- Other names: Caliber-persistent labial artery
- Specialty: Dermatology

= Prominent inferior labial artery =

Prominent inferior labial artery, also known as caliber-persistent labial artery, is characterized by the appearance of a pulsating papule in the lower vermilion, a centimeter of two from the oral comissure, formed by an especially tortuous segment of the inferior labial artery.

== Signs and symptoms ==
Prominent inferior labial artery may manifest as a linear pulsating nodule with bluish or normal mucosal color, a soft-tissue papule, or an ulcer. Usually, there are no symptoms. Periodically, the patient may experience a felt or visual increase in pulse volume at the lesion site. Haemorrhagic events have also been recorded by ulcerative patients.

== Causes ==
It's yet unknown what causes prominent inferior labial artery. Due to factors such as ischemia that raises pulse pressure, the lesion is more common among the elderly, who are more likely to develop ulcers in that area.
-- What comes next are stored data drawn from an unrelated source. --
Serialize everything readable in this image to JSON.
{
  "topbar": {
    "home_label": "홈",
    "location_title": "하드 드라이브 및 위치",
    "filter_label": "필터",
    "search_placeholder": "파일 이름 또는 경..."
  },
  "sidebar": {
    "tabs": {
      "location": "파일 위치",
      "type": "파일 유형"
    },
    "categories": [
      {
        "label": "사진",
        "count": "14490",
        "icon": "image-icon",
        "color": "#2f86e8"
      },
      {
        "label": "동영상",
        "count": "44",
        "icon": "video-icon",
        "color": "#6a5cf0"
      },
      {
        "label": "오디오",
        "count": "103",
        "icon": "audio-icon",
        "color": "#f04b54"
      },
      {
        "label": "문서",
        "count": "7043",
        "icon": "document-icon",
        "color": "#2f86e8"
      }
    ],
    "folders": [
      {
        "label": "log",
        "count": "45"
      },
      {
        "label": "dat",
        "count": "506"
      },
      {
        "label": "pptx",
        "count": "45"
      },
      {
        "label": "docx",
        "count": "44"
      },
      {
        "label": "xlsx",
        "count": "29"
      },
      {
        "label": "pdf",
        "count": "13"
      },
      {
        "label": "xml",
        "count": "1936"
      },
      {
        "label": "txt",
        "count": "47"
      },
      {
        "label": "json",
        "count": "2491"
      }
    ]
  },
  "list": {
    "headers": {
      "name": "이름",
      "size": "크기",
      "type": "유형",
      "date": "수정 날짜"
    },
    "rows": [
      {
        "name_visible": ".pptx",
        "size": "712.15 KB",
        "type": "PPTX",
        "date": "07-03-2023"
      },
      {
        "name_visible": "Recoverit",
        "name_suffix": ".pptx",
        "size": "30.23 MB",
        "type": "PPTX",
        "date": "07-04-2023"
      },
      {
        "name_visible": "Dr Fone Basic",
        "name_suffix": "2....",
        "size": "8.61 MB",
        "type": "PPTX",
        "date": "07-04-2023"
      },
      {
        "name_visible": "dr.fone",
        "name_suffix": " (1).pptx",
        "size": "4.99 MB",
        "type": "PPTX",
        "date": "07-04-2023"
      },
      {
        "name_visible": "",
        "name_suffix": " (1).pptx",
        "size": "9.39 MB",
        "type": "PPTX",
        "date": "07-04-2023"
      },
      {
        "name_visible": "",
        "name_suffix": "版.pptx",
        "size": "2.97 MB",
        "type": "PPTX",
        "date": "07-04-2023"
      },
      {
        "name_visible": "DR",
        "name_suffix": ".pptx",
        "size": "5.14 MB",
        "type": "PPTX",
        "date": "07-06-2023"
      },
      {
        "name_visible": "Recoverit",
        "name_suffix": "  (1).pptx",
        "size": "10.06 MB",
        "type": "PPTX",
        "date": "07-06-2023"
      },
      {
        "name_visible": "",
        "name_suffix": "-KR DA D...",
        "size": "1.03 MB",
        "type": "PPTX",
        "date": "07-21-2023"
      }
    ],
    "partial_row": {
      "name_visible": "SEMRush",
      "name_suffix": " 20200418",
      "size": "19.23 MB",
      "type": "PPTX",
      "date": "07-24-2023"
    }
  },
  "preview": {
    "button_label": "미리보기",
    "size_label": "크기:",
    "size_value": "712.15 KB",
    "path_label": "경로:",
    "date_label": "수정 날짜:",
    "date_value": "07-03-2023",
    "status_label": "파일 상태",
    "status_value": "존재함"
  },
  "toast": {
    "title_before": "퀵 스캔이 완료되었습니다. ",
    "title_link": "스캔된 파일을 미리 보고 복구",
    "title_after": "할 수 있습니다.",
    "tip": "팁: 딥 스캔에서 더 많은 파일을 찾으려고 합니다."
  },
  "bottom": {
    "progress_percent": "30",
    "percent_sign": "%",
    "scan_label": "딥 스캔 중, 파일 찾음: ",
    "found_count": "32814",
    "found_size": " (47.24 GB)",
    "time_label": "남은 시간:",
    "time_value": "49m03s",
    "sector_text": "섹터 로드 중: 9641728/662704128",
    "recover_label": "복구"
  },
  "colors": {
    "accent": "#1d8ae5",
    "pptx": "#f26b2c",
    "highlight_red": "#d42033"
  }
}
Actinic cheilitis, arteriosclerosis, advanced age-related atrophy, and specific drugs are other potential contributing factors.

== Diagnosis ==
Color Doppler ultrasonography, which has excellent resolution and frequency and offers both morphological and vascular information, is one dependable real-time imaging tool that can be used to diagnose prominent inferior labial artery. In the differential diagnosis of prominent inferior labial artery, vascular lesions such varicose veins, hemangioma, pseudoaneurysm, and vascular malformation, as well as nonvascular lesions like mucocele, irritational fibroma, and sclerosing sialadenitis, can be taken into account.

== Treatment ==
The preferred course of treatment is surgical excision of the surface vessel, especially in patients who are prone to falls from their own height, are uncomfortable with the pulsation, or are at danger of mucosal biting.